Немедленно извещенный о кончине матери Нерон в ту же минуту поспешил под строжайшим инкогнито сам в Баулы, чтобы удостовериться лично в ее смерти. Войдя в опочивальню матери, он дрожащими руками приподнял край покрывала, которым был покрыт труп, и долго, не отрывая глаз, любовался красотою усопшей. Матереубийца, он остался однако все тем же эстетиком.
— Не знал я, — сказал он, — что была у меня такая красавица мать, — и бледный, как мертвец, торопливыми шагами покинул опочивальню убитой им матери.

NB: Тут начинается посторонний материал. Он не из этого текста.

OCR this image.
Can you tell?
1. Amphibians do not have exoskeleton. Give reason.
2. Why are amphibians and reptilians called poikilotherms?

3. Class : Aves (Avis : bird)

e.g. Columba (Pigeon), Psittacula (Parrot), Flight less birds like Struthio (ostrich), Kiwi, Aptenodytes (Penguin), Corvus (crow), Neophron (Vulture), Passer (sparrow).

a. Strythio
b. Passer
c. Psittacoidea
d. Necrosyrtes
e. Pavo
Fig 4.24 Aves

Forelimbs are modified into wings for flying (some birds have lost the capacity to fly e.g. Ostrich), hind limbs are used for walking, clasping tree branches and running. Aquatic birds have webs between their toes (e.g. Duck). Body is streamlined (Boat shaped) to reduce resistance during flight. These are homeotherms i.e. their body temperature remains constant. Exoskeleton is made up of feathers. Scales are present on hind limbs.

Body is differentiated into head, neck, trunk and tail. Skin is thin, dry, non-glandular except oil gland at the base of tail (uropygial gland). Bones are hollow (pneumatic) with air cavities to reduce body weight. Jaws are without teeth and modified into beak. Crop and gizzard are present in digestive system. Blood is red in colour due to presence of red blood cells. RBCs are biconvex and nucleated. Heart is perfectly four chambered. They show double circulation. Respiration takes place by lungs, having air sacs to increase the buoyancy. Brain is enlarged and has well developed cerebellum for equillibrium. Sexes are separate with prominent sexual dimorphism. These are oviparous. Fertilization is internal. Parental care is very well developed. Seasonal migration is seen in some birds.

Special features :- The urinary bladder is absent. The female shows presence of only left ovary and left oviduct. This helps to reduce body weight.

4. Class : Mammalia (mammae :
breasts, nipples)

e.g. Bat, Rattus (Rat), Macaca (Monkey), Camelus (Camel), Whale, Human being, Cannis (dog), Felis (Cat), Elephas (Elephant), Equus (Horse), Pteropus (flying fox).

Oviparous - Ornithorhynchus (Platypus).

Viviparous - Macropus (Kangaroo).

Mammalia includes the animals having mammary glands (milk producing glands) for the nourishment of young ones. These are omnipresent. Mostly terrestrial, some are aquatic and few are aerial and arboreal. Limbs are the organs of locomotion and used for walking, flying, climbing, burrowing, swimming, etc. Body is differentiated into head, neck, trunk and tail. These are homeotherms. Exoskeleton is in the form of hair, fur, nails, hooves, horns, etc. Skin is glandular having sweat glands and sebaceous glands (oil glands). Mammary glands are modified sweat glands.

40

В ту же ночь и безо всякой помпы труп Агриппины был сожжен на скромном костре, и пепел, собранный в простую глиняную урну, был зарыт близ мизенской дороги, недалеко от того места, где высоко над заливом красовалась старинная вилла, принадлежавшая когда-то Юлию Цезарю, и никто, пока был жив Нерон, не осмелился устроить даже простой могильной насыпи над останками его матери. Но все-таки еще и поныне не поросло травою забвения то место, где хранилась урна с пеплом Агриппины, и любой тамошний простолюдин укажет вам могилу Агриппины. Кроме того, сохранилось предание, будто один из ее вольноотпущенников, по имени Мнестер, не желая переживать госпожу, которая, какие бы ни были ее преступления, была постоянно к нему снисходительна и милостива, закололся над ее трупом на костре, раньше, чем успели его зажечь.

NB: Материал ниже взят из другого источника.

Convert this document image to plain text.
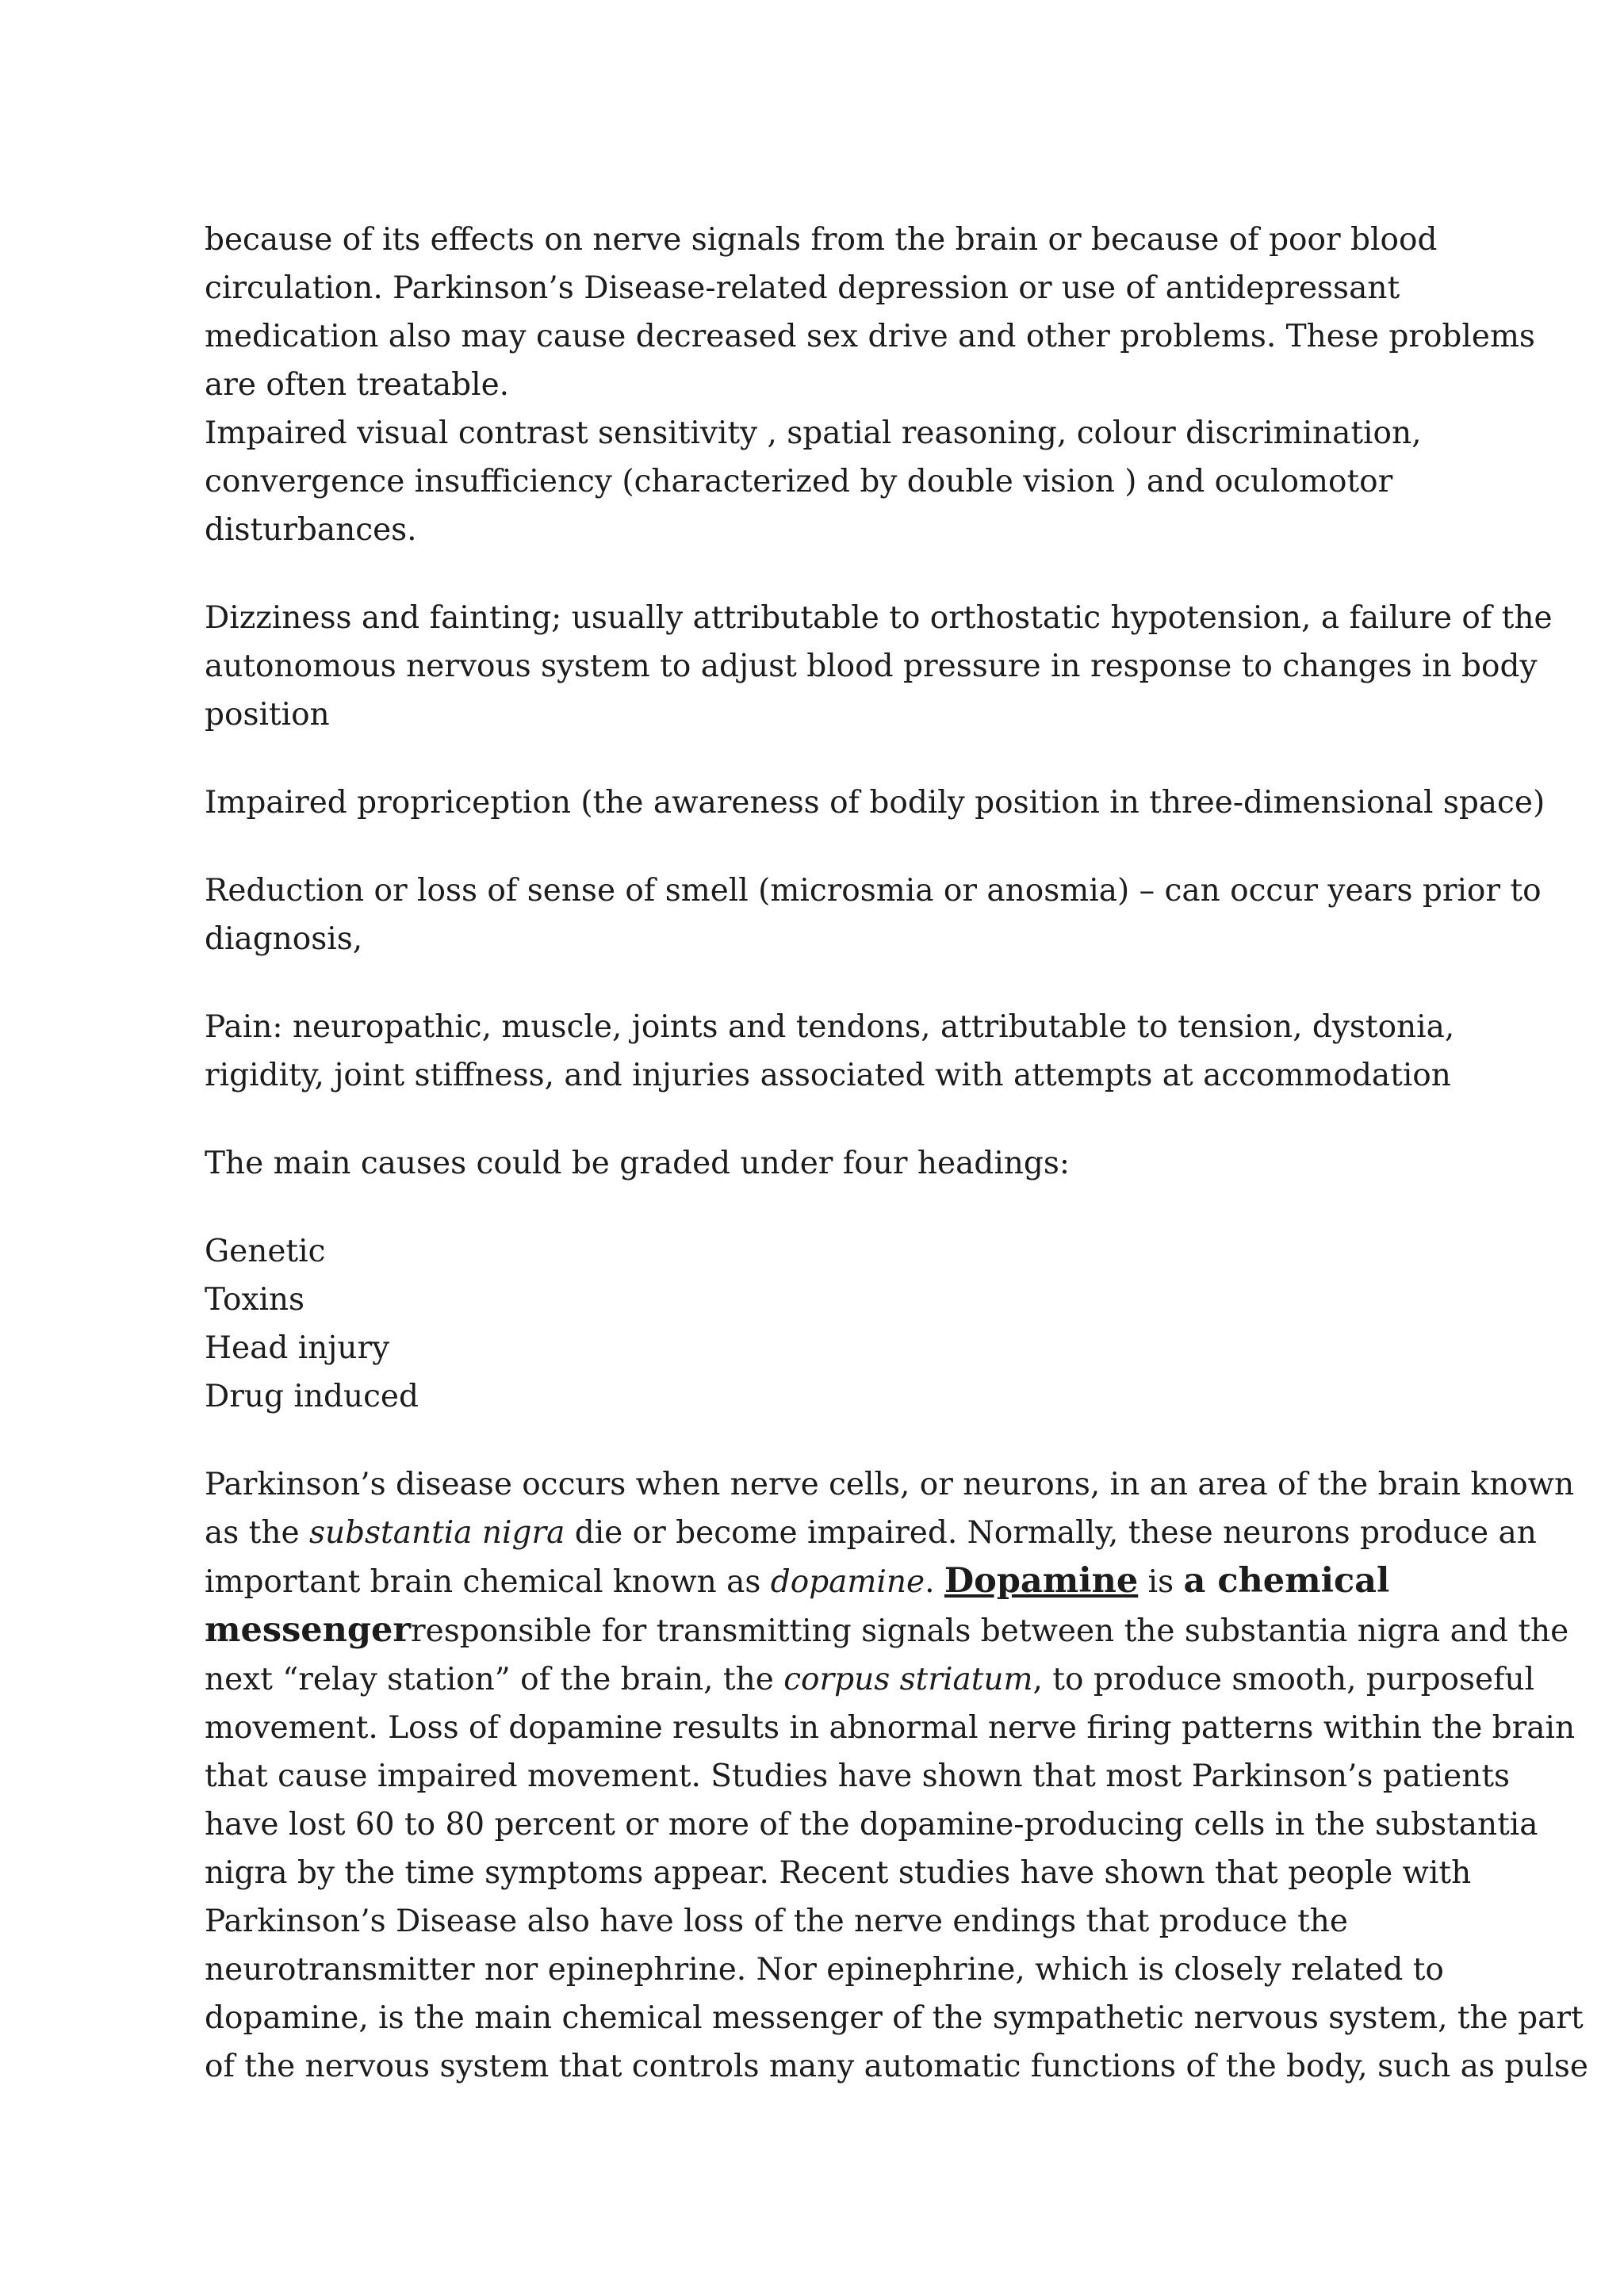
because of its effects on nerve signals from the brain or because of poor blood
circulation. Parkinson’s Disease-related depression or use of antidepressant
medication also may cause decreased sex drive and other problems. These problems
are often treatable.
Impaired visual contrast sensitivity , spatial reasoning, colour discrimination,
convergence insufficiency (characterized by double vision ) and oculomotor
disturbances.
Dizziness and fainting; usually attributable to orthostatic hypotension, a failure of the
autonomous nervous system to adjust blood pressure in response to changes in body
position
Impaired propriception (the awareness of bodily position in three-dimensional space)
Reduction or loss of sense of smell (microsmia or anosmia) – can occur years prior to
diagnosis,
Pain: neuropathic, muscle, joints and tendons, attributable to tension, dystonia,
rigidity, joint stiffness, and injuries associated with attempts at accommodation
The main causes could be graded under four headings:
Genetic
Toxins
Head injury
Drug induced
Parkinson’s disease occurs when nerve cells, or neurons, in an area of the brain known
as the substantia nigra die or become impaired. Normally, these neurons produce an
important brain chemical known as dopamine. Dopamine is a chemical
messengerresponsible for transmitting signals between the substantia nigra and the
next “relay station” of the brain, the corpus striatum, to produce smooth, purposeful
movement. Loss of dopamine results in abnormal nerve firing patterns within the brain
that cause impaired movement. Studies have shown that most Parkinson’s patients
have lost 60 to 80 percent or more of the dopamine-producing cells in the substantia
nigra by the time symptoms appear. Recent studies have shown that people with
Parkinson’s Disease also have loss of the nerve endings that produce the
neurotransmitter nor epinephrine. Nor epinephrine, which is closely related to
dopamine, is the main chemical messenger of the sympathetic nervous system, the part
of the nervous system that controls many automatic functions of the body, such as pulse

Убийство матери не могло не произвести потрясения даже в таком человеке, каким был Нерон, и, возвратясь из Баул к себе в Байи, он, как передают, провел весь остаток этой ночи в мучительном беспокойстве, преследуемый неотступно то образом только что виденного им бледного, безжизненного лица, с кровавыми подтеками, убитой матери, то страхом перед обличением в матереубийстве. Ни на минуту не находя себе покоя, он то ложился, уходил весь в себя, угрюмо молчал и, закрыв глаза, старался, казалось, найти забвение во сне; то вдруг вскакивал и с широко вытаращенными глазами начинал метаться, как безумный, то опять садился и, дрожа всем телом, закрывал лицо руками и при этом стонал, стонал мучительно и без конца. Такое тревожное состояние императора с приближением рассвета заметно усиливалось: он боялся, как бы наступающий день не принес собою обличения преступления и казни матереубийце. Однако ж все эти мучительные волнения, вызванные опасениями за последствия своего злодеяния, — по которые он чуть было не принял за угрызения совести, — в нем исчезли бесследно, когда с наступлением утра к нему явились с радостными лицами, имея Бурра во главе, военные трибуны и центурионы преторианских когорт, чтобы повергнуть к его стопам свои верноподданнические поздравления с счастливым избавлением от будто бы грозившей ему опасности стать жертвою преступного посягательства матери на его драгоценную жизнь. Еще более успокоился Нерон от своего страха, когда вскоре после того узнал, что в Риме народ толпится в храмах, воздавая благодарственные молитвы богам за спасение жизни своего императора, и что ближайшие города Кампании, а также и отдаленные провинции его империи шлют к нему свои посольства с изъявлением всеобщей радости по случаю столь счастливого события.
Но, к сожалению, местностям не дана способность видоизменяться с тою быстротою, с какою меняется выражение лица у некоторых людей, и из окон и садов Нероновой виллы в Байях все по-старому открывался вид на море с его восхитительными берегами — на то самое море, которое он едва было не осквернил чудовищным злодеянием, и на ту самую береговую полосу, которую он обагрил кровью своей матери. Невыносим и ужасен был для него теперь этот очаровательный вид, и, покинув вскоре Байи, где все — и плеск моря, и говор его синих волн, и шелест листвы, и завывание ветра — казалось, повторяло ему о содеянном по его воле убийстве родной матери, он поспешил в Неаполь.